De raad bereidt een advies voor over de instrumenten voor grondbeleid. De vraag die daarbij gesteld wordt is of de gereedschapskist van het grondbeleid ook op de langere termijn voldoende is om de benodigde transities te doen slagen en de kwaliteit van de ruimte te bevorderen. Werkt het instrumentarium zowel in tijden van hoog- als laagconjunctuur? Helpen de instrumenten bij de aanpak van gebiedsontwikkeling zowel in regio’s met een hoge economisch druk als in krimpgebieden? Vragen rond het zelfrealisatieprincipe, (regionale) verevening en stedelijke kavelruil komen hierbij aan de orde.

Vraagstelling voor advies

De raad hanteert de volgende vraagstelling voor het advies:

Biedt het nieuwe grondbeleidsinstrumentarium voldoende mogelijkheden voor betrokken partijen voor het realiseren van maatschappelijke opgaven binnen het domein van een duurzame leefomgeving? Zo nee, wat is aanvullend nodig?

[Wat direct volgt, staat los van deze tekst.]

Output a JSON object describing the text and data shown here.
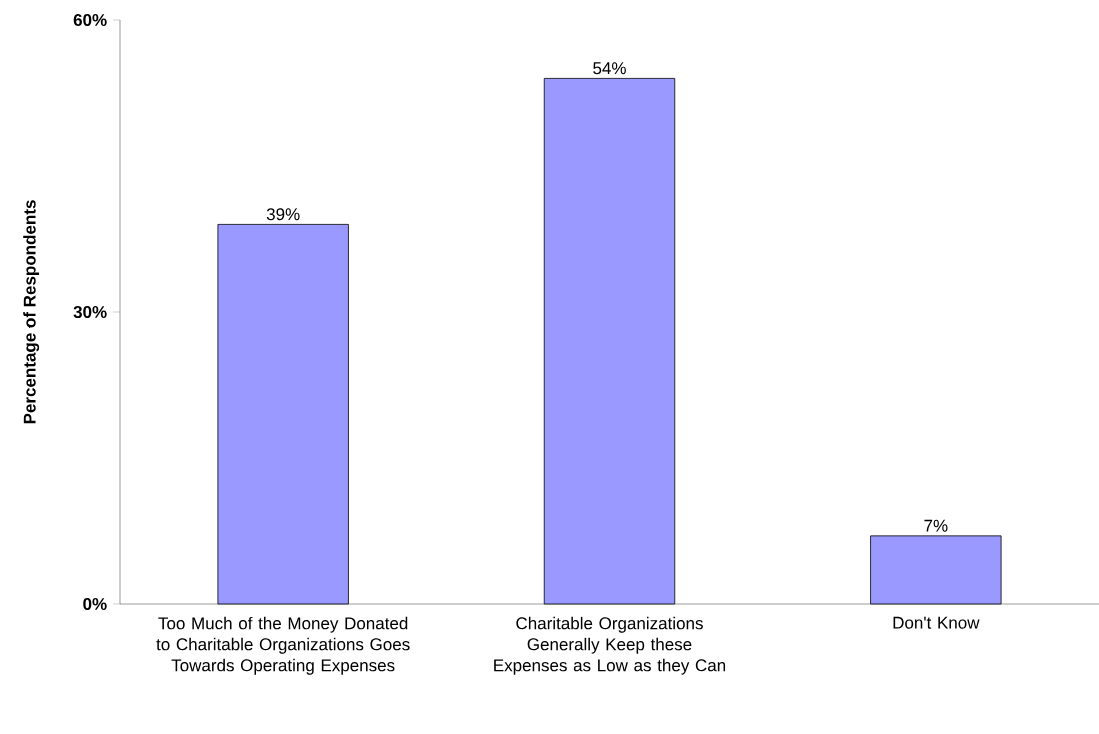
{
  "chart_data": {
    "type": "bar",
    "ylabel": "Percentage of Respondents",
    "categories": [
      "Too Much of the Money Donated to Charitable Organizations Goes Towards Operating Expenses",
      "Charitable Organizations Generally Keep these Expenses as Low as they Can",
      "Don't Know"
    ],
    "values": [
      39,
      54,
      7
    ],
    "value_labels": [
      "39%",
      "54%",
      "7%"
    ],
    "color": "#9999ff",
    "ylim": [
      0,
      60
    ],
    "yticks": [
      {
        "value": 0,
        "label": "0%"
      },
      {
        "value": 30,
        "label": "30%"
      },
      {
        "value": 60,
        "label": "60%"
      }
    ]
  }
}
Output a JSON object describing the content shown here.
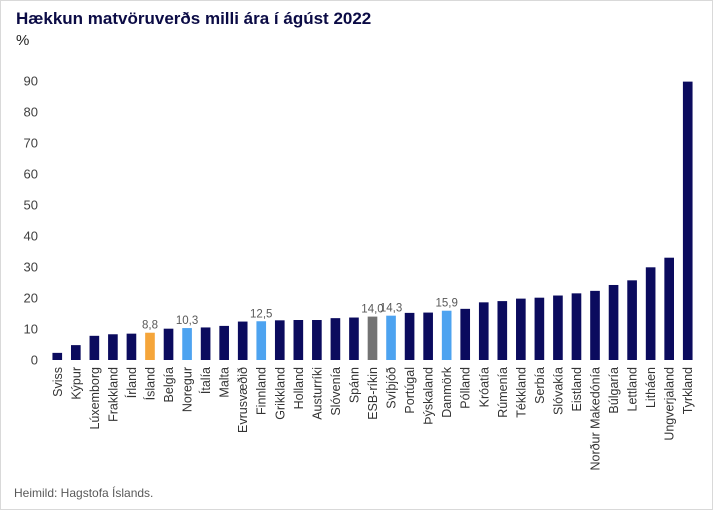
{
  "chart_data": {
    "type": "bar",
    "title": "Hækkun matvöruverðs milli ára í ágúst 2022",
    "ylabel": "%",
    "source": "Heimild: Hagstofa Íslands.",
    "ylim": [
      0,
      90
    ],
    "yticks": [
      0,
      10,
      20,
      30,
      40,
      50,
      60,
      70,
      80,
      90
    ],
    "grid": false,
    "legend": "none",
    "categories": [
      "Sviss",
      "Kýpur",
      "Lúxemborg",
      "Frakkland",
      "Írland",
      "Ísland",
      "Belgía",
      "Noregur",
      "Ítalía",
      "Malta",
      "Evrusvæðið",
      "Finnland",
      "Grikkland",
      "Holland",
      "Austurríki",
      "Slóvenía",
      "Spánn",
      "ESB-ríkin",
      "Svíþjóð",
      "Portúgal",
      "Þýskaland",
      "Danmörk",
      "Pólland",
      "Króatía",
      "Rúmenía",
      "Tékkland",
      "Serbía",
      "Slóvakía",
      "Eistland",
      "Norður Makedónía",
      "Búlgaría",
      "Lettland",
      "Litháen",
      "Ungverjaland",
      "Tyrkland"
    ],
    "values": [
      2.3,
      4.8,
      7.8,
      8.3,
      8.5,
      8.8,
      10.1,
      10.3,
      10.5,
      11.0,
      12.4,
      12.5,
      12.8,
      12.9,
      12.9,
      13.5,
      13.7,
      14.0,
      14.3,
      15.2,
      15.3,
      15.9,
      16.5,
      18.6,
      19.0,
      19.8,
      20.1,
      20.8,
      21.5,
      22.3,
      24.2,
      25.7,
      29.9,
      33.0,
      89.8
    ],
    "colors": [
      "#0b0b5e",
      "#0b0b5e",
      "#0b0b5e",
      "#0b0b5e",
      "#0b0b5e",
      "#f5a53a",
      "#0b0b5e",
      "#4da3f0",
      "#0b0b5e",
      "#0b0b5e",
      "#0b0b5e",
      "#4da3f0",
      "#0b0b5e",
      "#0b0b5e",
      "#0b0b5e",
      "#0b0b5e",
      "#0b0b5e",
      "#737373",
      "#4da3f0",
      "#0b0b5e",
      "#0b0b5e",
      "#4da3f0",
      "#0b0b5e",
      "#0b0b5e",
      "#0b0b5e",
      "#0b0b5e",
      "#0b0b5e",
      "#0b0b5e",
      "#0b0b5e",
      "#0b0b5e",
      "#0b0b5e",
      "#0b0b5e",
      "#0b0b5e",
      "#0b0b5e",
      "#0b0b5e"
    ],
    "data_labels": [
      {
        "index": 5,
        "text": "8,8"
      },
      {
        "index": 7,
        "text": "10,3"
      },
      {
        "index": 11,
        "text": "12,5"
      },
      {
        "index": 17,
        "text": "14,0"
      },
      {
        "index": 18,
        "text": "14,3"
      },
      {
        "index": 21,
        "text": "15,9"
      }
    ]
  }
}
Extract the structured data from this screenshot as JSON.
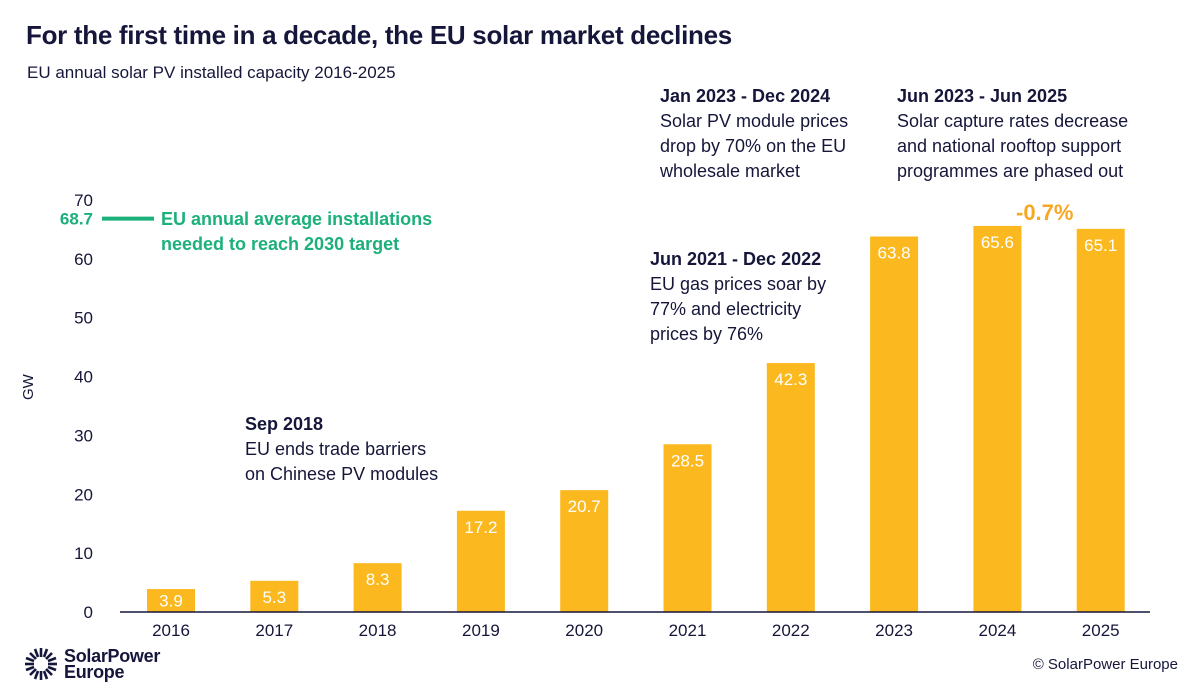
{
  "title": "For the first time in a decade, the EU solar market declines",
  "subtitle": "EU annual solar PV installed capacity 2016-2025",
  "colors": {
    "bar": "#fbb91f",
    "target": "#1cb07a",
    "text": "#15163a",
    "change": "#f7a823"
  },
  "chart_data": {
    "type": "bar",
    "categories": [
      "2016",
      "2017",
      "2018",
      "2019",
      "2020",
      "2021",
      "2022",
      "2023",
      "2024",
      "2025"
    ],
    "values": [
      3.9,
      5.3,
      8.3,
      17.2,
      20.7,
      28.5,
      42.3,
      63.8,
      65.6,
      65.1
    ],
    "ylabel": "GW",
    "ylim": [
      0,
      70
    ],
    "yticks": [
      0,
      10,
      20,
      30,
      40,
      50,
      60,
      70
    ],
    "grid": false,
    "target_line": {
      "value": 68.7,
      "value_label": "68.7",
      "label": "EU annual average installations needed to reach 2030 target"
    },
    "change_label": "-0.7%"
  },
  "annotations": [
    {
      "heading": "Sep 2018",
      "lines": [
        "EU ends trade barriers",
        "on Chinese PV modules"
      ]
    },
    {
      "heading": "Jun 2021 - Dec 2022",
      "lines": [
        "EU gas prices soar by",
        "77% and electricity",
        "prices by 76%"
      ]
    },
    {
      "heading": "Jan 2023 - Dec 2024",
      "lines": [
        "Solar PV module prices",
        "drop by 70% on the EU",
        "wholesale market"
      ]
    },
    {
      "heading": "Jun 2023 - Jun 2025",
      "lines": [
        "Solar capture rates decrease",
        "and national rooftop support",
        "programmes are phased out"
      ]
    }
  ],
  "footer": {
    "logo_line1": "SolarPower",
    "logo_line2": "Europe",
    "copyright": "© SolarPower Europe"
  }
}
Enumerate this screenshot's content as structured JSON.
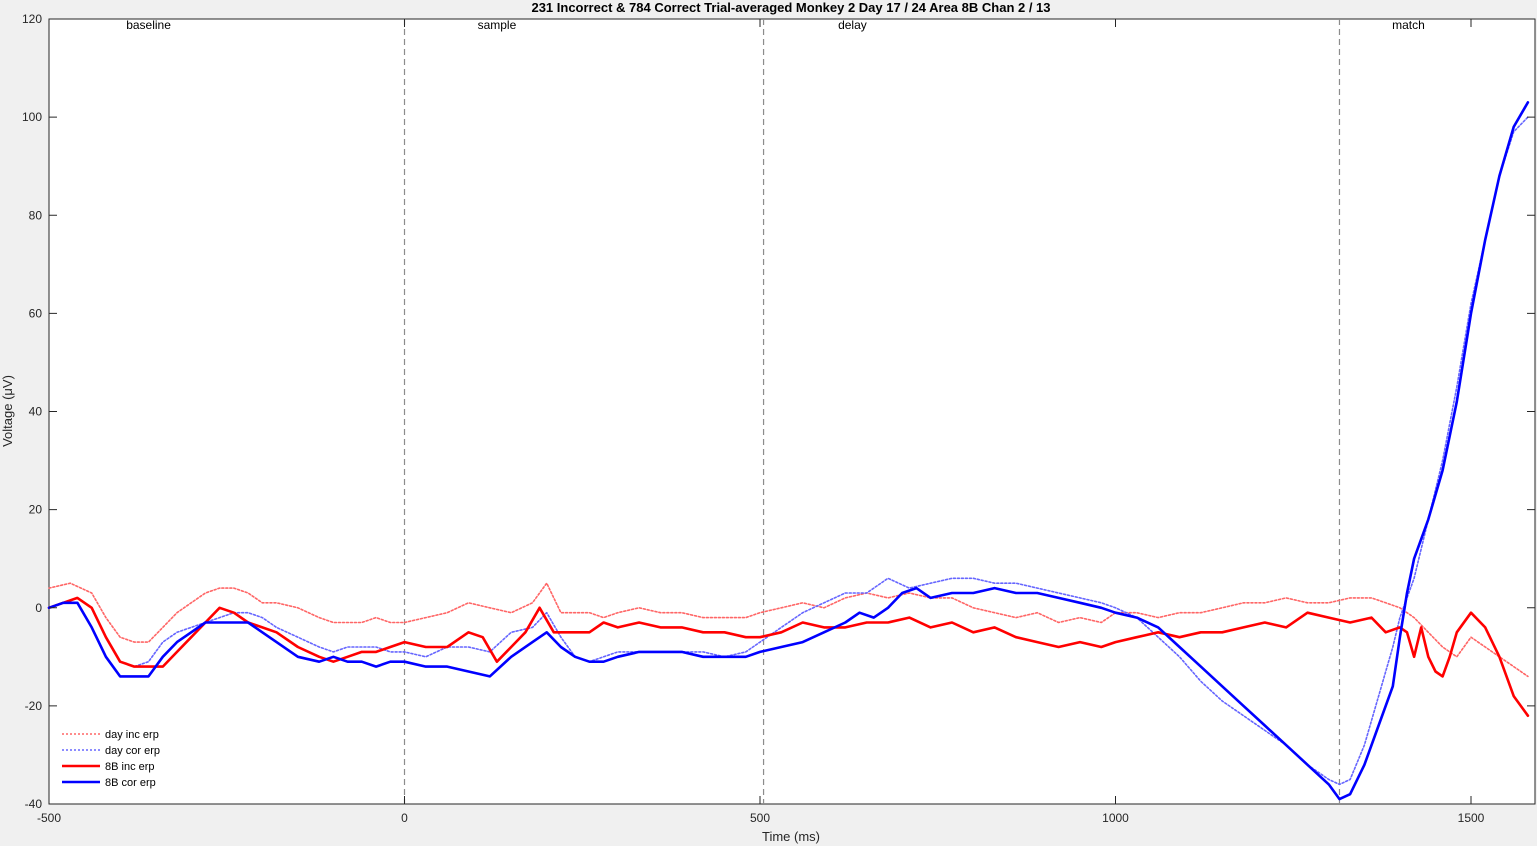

In dit advies is de focus gericht op de volledigheid van de instrumentenkoffer voor de aanpak van publieke opgaven.

Toelichting

De Rli benoemde in het voorjaar 2016 vijf belangrijke uitdagingen in het ruimtelijk beleid: energietransitie, verduurzaming landelijk gebied, versterking van de kracht van de stedelijke regio, circulaire economie en transformatie van vastgoed in de stad. Het zijn stuk voor stuk opgaven waarvan realisatie in steeds grotere mate in handen ligt van decentrale overheden, vooral gemeenten. Het grondbeleidsinstrumentarium uit de Aanvullingswet grondeigendom is voor deze transitieopgaven cruciaal. Het moet decentrale overheden in staat stellen om grondbeleid te voeren passend bij de publieke opgaven. Ook de private partijen, die een rol spelen bij ontwikkelopgaven, moeten uit de voeten kunnen met het instrumentarium. De Memorie van Toelichting bij de Aanvullingswet noemt als voorbeeld een aantal meer concrete maatschappelijke opgaven: de sloopopgave in krimpgebieden, binnenstedelijke transformaties, de verwezenlijking van nieuwe woongebieden, de herstructurering van bedrijventerreinen, de aanpak van leegstaande kantoren en het behoud van aantrekkelijke winkelgebieden.

Het is belangrijk dat alle betrokken partijen uit de voeten kunnen met het instrumentarium bij de (gezamenlijke) aanpak van opgaven in het domein van de fysieke leefomgeving. De instrumenten dienen daartoe aan te sluiten op de mindset en competenties van betrokkenen. Bij het grondbeleid, en de keuzes voor inzet van instrumenten daarbij, spelen vaak politieke argumenten. Welke zijn dit, en met welke argumenten kunnen deze keuzes worden onderbouwd? De raad wil ook bezien of de vernieuwde instrumenten goed gaan werken en of er kansen zijn voor verbetering. Worden de decentrale overheden voldoende uitgerust bij het voeren van een faciliterend grondbeleid en uitnodigingsplanologie? Is daarbij maatwerk mogelijk, gezien de grote variëteit aan publieke en private eigendomsposities? Zijn er mogelijk averechtse effecten te verwachten?

De raad wil de wetgever graag tijdens het wetgevingsproces helpen bij het maken van goede regelgeving. Het advies van de raad medio dat in mei 2017 uitkomt kan tezamen met een verwacht advies van de Raad van State worden gebruikt voor een verbetering van de regelgeving die in 2019 van kracht zal worden.

Planning

De raad verwacht het advies in mei 2017 uit te brengen.